The journey to healing is an interesting one. I started on my path a few years ago, and as I make my way through this ongoing process, I often find myself thinking about everything that has brought me to this point.
I was stuck for a long time. Stuck in some kind of limbo between living and existing. I was trying to live, but the barriers of my past kept me from reaching my full potential. I was going through my days in a fog, feigning enthusiasm for things that no longer interested me, investing everything in my children and their activities. I would tell myself that I was a parent now and my main focus was to give my children everything they needed. And I will never, ever regret that because they were my only source of joy for a very long time. But by focusing on what they needed, I didn’t have to pay any attention to what I needed. I was making my way numbingly through each and every day…work, feed the family, take the kids to baseball, evening chores, watch TV and go to bed…day after day after day.

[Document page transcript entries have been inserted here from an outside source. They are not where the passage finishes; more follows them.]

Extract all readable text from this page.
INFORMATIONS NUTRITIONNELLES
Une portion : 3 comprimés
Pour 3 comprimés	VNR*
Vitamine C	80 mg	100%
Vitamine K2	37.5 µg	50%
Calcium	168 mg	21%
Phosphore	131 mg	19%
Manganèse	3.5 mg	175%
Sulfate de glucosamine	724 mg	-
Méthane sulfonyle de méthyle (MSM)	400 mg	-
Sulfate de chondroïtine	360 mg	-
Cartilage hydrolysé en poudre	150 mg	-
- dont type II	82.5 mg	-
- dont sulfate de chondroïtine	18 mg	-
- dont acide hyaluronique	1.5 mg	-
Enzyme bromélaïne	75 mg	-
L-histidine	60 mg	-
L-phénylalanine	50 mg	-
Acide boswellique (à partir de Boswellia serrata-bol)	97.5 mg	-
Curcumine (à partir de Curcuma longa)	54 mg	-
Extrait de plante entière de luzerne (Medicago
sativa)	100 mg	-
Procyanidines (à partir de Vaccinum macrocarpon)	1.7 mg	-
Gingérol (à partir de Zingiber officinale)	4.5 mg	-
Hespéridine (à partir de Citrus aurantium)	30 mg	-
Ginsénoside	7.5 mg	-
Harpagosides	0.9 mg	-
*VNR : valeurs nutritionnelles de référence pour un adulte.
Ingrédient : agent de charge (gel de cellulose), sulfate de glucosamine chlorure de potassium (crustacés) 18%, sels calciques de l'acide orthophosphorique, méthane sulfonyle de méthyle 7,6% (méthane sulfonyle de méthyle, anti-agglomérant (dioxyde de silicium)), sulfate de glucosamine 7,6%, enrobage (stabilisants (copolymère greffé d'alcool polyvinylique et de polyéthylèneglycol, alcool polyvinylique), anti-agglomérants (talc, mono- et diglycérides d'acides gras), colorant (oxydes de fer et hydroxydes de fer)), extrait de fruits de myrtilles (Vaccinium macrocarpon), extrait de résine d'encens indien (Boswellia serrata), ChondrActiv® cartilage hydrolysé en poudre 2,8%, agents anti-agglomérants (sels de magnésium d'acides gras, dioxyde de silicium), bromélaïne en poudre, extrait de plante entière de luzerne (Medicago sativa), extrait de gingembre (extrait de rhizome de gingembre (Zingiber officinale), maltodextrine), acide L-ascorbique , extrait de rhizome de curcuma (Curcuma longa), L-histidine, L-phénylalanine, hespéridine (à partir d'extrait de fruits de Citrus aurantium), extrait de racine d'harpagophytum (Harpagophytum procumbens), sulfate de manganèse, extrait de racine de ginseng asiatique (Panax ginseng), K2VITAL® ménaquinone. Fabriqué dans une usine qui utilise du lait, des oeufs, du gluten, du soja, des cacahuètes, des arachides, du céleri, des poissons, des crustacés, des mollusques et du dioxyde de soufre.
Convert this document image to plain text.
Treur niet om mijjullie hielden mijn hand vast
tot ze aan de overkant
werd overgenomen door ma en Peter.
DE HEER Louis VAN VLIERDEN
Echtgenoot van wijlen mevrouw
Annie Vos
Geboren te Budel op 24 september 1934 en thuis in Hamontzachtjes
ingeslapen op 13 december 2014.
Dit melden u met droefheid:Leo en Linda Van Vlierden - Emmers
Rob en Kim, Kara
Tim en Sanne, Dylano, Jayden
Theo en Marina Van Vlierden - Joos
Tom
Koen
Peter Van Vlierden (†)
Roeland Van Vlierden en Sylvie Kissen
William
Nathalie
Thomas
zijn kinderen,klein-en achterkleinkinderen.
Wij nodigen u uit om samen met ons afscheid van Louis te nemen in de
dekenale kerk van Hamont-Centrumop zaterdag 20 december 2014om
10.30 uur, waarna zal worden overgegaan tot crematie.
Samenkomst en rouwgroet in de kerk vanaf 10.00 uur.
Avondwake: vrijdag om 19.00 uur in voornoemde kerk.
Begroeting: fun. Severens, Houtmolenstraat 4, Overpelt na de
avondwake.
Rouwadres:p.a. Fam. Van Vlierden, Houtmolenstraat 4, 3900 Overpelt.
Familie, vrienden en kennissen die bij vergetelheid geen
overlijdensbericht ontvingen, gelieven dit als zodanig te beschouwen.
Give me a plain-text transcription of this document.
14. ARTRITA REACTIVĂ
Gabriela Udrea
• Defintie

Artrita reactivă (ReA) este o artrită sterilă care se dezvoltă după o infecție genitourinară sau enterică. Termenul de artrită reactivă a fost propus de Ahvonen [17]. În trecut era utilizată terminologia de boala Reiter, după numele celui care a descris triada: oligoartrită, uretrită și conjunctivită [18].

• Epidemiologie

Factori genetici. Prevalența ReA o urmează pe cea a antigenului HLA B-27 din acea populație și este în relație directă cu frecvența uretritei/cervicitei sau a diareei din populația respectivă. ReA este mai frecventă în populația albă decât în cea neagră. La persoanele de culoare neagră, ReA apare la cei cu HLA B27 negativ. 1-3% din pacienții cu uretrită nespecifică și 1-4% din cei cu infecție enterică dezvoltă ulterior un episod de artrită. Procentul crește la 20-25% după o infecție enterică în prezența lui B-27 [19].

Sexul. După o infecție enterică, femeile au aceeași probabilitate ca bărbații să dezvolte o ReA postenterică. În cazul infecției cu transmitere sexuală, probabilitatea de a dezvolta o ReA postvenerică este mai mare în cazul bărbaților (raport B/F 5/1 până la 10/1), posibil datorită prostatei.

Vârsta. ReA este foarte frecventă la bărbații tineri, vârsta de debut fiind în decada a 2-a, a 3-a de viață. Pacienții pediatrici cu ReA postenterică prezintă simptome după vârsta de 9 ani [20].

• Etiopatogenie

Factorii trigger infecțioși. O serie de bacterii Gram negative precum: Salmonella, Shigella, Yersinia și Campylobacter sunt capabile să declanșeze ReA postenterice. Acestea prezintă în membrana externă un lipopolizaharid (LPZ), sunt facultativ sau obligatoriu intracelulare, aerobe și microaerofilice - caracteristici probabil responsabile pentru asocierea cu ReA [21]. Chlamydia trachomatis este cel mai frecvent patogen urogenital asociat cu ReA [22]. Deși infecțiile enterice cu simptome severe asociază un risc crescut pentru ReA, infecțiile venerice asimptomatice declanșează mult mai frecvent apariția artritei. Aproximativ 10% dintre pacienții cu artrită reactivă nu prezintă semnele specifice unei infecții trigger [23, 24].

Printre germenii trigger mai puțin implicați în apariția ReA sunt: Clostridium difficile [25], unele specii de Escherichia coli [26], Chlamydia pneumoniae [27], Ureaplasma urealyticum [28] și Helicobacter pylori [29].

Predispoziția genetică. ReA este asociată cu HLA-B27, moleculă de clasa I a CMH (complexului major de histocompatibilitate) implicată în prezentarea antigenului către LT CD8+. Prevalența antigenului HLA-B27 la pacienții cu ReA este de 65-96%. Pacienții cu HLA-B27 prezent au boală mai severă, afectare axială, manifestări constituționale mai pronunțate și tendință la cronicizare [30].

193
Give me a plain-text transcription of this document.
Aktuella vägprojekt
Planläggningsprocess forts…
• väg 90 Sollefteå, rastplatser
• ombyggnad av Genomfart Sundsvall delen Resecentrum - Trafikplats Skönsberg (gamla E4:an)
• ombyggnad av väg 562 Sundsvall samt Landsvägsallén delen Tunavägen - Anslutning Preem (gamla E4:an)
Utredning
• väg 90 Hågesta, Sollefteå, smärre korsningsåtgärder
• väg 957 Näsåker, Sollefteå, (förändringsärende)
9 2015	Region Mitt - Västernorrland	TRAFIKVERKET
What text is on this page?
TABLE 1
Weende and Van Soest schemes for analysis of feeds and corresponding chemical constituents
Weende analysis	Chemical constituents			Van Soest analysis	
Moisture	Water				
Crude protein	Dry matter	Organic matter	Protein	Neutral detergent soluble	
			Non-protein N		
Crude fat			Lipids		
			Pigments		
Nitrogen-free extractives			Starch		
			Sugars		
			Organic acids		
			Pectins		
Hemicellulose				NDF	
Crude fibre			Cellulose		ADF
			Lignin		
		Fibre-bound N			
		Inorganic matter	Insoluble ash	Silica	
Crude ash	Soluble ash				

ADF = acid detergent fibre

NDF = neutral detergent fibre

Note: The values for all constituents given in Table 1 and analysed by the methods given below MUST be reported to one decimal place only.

When I look back on that time with the ‘healed perspective’ that I have now, I realize that the numbness I was feeling had a lot to do with the fact that I had spent my entire life in fight or flight mode. I do not remember a time when I ever truly felt safe. No wonder I wasn’t feeling anything. I was trapped in what you might call a ‘pain loop’; not healing, but not knowing how to move forward. And the pain that I was feeling was the pain of my inner child. She had been through so much, but I had never acknowledged her grief. I needed to reach that point where I could stop and admit that I needed to unlearn everything I had learned in my childhood. I needed to be able to tell myself that its ok to have feelings, its ok to talk about problems and its ok to ask for help. I had to review what I had learned about relationships. I had to learn that its ok to be a strong woman; that I didn’t have to be submissive to my male counterpart, and sex is not a bad thing. I wouldn’t be able to feel the grief of my inner child until I was able to recognize that a lot of the things that she had experienced did not have to be accepted as ‘just a part of life.’
So how did I do that? Well…first I learned was that learning new lessons is NOT the difficult part; its UNlearning the old lessons that kicks you in the ass. I had to be willing to go deep. I had to be willing to open up and recognize that the things that happened to me were not ‘normal.’ I had to admit to yourself that maybe the significant people in my life were not always right and didn’t always do the right things for me. That was hard because these were people I loved and respected. But I had to remind myself that realizing that they made mistakes is not disrespecting them; rather, it was giving me the chance to finally respect myself.
I also had to be prepared to be truly honest with myself and look at my life through someone else’s eyes. Journalling was a huge thing for me. I just randomly wrote down everything that came to mind. I didn’t think about it, I didn’t judge it, I just wrote it down. I filled pages and pages with memories from my childhood. My seemingly ‘normal’ childhood. And then I sat down and read them all. But when I read them, I tried to read them as if I were reading my best friend’s journal. How would I feel about these stories if they weren’t about me? What emotions would come through for me if my best friend were telling me about these things that had happened to her? And when I was able to see it from another perspective, I had a ‘holy shit!’ moment. This person I was reading about had been through a lot of pain and unfairness in her life…and for the first time it hit me that this person was me.
The next step to me was to learn to feel. I had to feel the pain of my inner child. I had to cry every tear she never shed; and I had to speak every word she wanted to say but didn’t. I had to feel the anger, and the fear and the loneliness that she buried because she deserved the chance to feel all of it and know that it was real. Just recently I spent almost an entire Breathwork session sobbing because I felt such profound sadness for this little girl. I had to show her the compassion that she had never been shown so that I could let her go. It’s almost like I had to see that damaged inner child as a separate person and allow her to pass on to a better place. She’s been through enough. I mourned her loss as if I were mourning for my closest friend. But at the same time, I felt such a huge sense of relief as I knew it was finally time for her to rest.
The most amazing thing about my inner child though: she is like a Phoenix. She rises from the flames and is reborn as a stronger, fiercer version of her previous self. This version is filled with hope. There is a better, more joyful way to live life and she wants it. She wears the pain and lessons of her previous self like badges of honour; knowing that they are the gifts that have made her the amazing woman that she is today. She is grateful for each and every step she has taken on this journey; and the further down the path she walks the more her vision of a brighter future expands. And she…is me.